Un début de réaction

Sauf à laisser la devise s'apprécier ou à mettre en place un contrôle des afflux de capitaux, les économies émergentes importeront les conséquences négatives du nouvel assouplissement monétaire quantitatif américain.

La Chine maintient de longue date un contrôle sur les mouvements de capitaux. Les entrées et sorties sont soumises à autorisation, que ce soient les investissements directs ou les flux de portefeuilles via les licences QDII et QFII, Qualified Domestic Institutional Investor et Qualified Foreign Institutional Investor.
Même s'il existe des moyens de contourner ces contrôles, la libre circulation n'est pas assurée et cela permet à Pékin de mener une politique monétaire relativement autonome et de maintenir la stabilité du taux de change effectif (objectif atteint même en cas d'appréciation limitée face au dollar, comme c'est le cas actuellement).

Depuis juin dernier, la Thaïlande, l'Indonésie, la Corée et Taiwan ont annoncé des mesures visant à limiter, à la marge, la libre circulation des capitaux.

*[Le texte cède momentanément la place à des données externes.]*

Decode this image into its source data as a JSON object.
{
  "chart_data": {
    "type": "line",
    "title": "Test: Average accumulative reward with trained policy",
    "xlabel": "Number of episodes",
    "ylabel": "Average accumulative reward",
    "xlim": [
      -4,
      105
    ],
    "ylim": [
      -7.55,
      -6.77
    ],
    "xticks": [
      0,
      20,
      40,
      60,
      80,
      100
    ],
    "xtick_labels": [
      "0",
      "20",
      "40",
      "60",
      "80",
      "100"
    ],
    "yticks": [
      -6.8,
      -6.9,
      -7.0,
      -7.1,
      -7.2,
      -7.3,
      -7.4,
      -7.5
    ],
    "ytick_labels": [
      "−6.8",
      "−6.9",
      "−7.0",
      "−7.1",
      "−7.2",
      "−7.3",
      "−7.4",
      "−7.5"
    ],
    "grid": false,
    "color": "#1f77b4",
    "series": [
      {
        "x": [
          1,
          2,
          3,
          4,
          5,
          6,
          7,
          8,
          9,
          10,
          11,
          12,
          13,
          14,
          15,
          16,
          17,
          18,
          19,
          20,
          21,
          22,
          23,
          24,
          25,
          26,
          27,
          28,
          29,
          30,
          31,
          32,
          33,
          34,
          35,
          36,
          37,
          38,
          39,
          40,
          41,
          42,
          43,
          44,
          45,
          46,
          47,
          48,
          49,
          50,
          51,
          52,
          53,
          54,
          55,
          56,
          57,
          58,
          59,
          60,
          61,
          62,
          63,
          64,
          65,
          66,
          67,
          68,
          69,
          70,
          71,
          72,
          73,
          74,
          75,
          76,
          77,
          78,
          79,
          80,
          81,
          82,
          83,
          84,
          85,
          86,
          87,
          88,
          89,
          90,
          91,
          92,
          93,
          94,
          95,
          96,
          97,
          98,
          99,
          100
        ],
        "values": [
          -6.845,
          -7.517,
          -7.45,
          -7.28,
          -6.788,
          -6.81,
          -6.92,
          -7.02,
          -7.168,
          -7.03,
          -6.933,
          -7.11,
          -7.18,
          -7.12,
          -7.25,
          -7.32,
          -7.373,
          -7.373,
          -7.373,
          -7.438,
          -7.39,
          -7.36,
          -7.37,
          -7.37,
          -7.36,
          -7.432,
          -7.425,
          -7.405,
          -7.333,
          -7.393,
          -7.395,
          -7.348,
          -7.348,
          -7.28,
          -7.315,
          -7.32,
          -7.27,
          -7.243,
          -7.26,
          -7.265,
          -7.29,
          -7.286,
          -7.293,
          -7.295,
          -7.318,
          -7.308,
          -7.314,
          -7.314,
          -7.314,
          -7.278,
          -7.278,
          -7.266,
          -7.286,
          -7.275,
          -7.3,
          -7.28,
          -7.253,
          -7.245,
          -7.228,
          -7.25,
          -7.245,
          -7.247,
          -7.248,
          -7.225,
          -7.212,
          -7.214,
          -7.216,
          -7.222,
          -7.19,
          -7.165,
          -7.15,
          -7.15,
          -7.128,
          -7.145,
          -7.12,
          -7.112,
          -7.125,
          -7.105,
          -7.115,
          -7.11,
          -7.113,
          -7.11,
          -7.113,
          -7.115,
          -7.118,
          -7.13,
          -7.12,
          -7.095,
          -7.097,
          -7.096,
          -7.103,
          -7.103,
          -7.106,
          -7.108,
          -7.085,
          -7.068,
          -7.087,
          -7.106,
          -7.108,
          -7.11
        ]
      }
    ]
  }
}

Dans chaque cas, les restrictions ne portent que sur une catégorie d'actifs (les obligations en Thaïlande, les titres émis par la banque centrale en Indonésie, les dérivés de change en Corée et les dépôts à terme à Taiwan). Rien à voir donc avec le système en vigueur en Chine.

Le Brésil a durcit sa taxe sur les opérations financières que devront acquitter les investisseurs non-résidents sur leurs investissements en obligations brésiliennes de 2% à 6%.

Pour le moment, les grands pays émergents comptent sur le sommet du G20 pour trouver un terrain d'entente avec les Etats-Unis et faire en sorte que les 600 milliards de dollars annoncés ne soient pas effectivement déversés dans le système, mais si la Fed affiche sa volonté de poursuivre sa politique envers et contre toute contestation, ces différentes réactions ne pourraient être que les prémisses de comportements bien plus protectionnistes.